Secure your passwords, files, drives.

I have a problem which most of us are facing.

How many usernames and passwords are you keeping track of ? Or even the email address that you used to create that account with ? Admit it, most of us have more than 1 email address. 🙂
So how do you keep track of them ? Save into a spreadsheet ? Are they secured ? Most spreadsheets built-in protection are not good enough.

Introducing KeePass (Windows), KeePassX (Linux), PasswordSafe (Windows) and MyPasswordSafe (Linux).

They all have the same purpose, keeping your usernames and password under a master password. KeePass database is encrypted with AES, Twofish and your master password hashed with SHA256. My/PasswordSafe didn’t provided detailed enough information regarding security except they use Blowfish for the database encryption.

Now how about securing personal files and those password databases ? Try TrueCrypt. This is available for both Linux(CLI) and Windows.

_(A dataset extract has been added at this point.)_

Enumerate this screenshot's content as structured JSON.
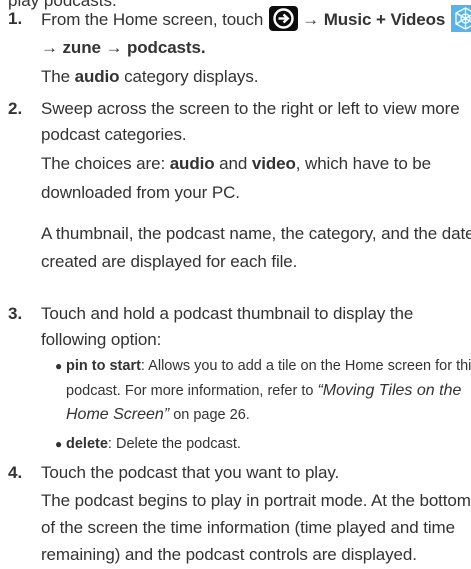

TrueCrypt will create a file eg, 1024MB in your filesystem. You can mount it as a drive in Windows or a folder in Linux. Any files written into it is protected with encryption algorithms of your own choice.

Well, to conclude, “A chain is only as strong as the weakest link”.

Having a strong encryption protection won’t help unless you use a complex passphrase containing alpha-numerics and symbols, ensure that the length is at least 20 characters. 🙂

You can generate a strong passphrase at GRC.

Now, don’t you go writing it down on a Post-It note and pasting it on your monitor.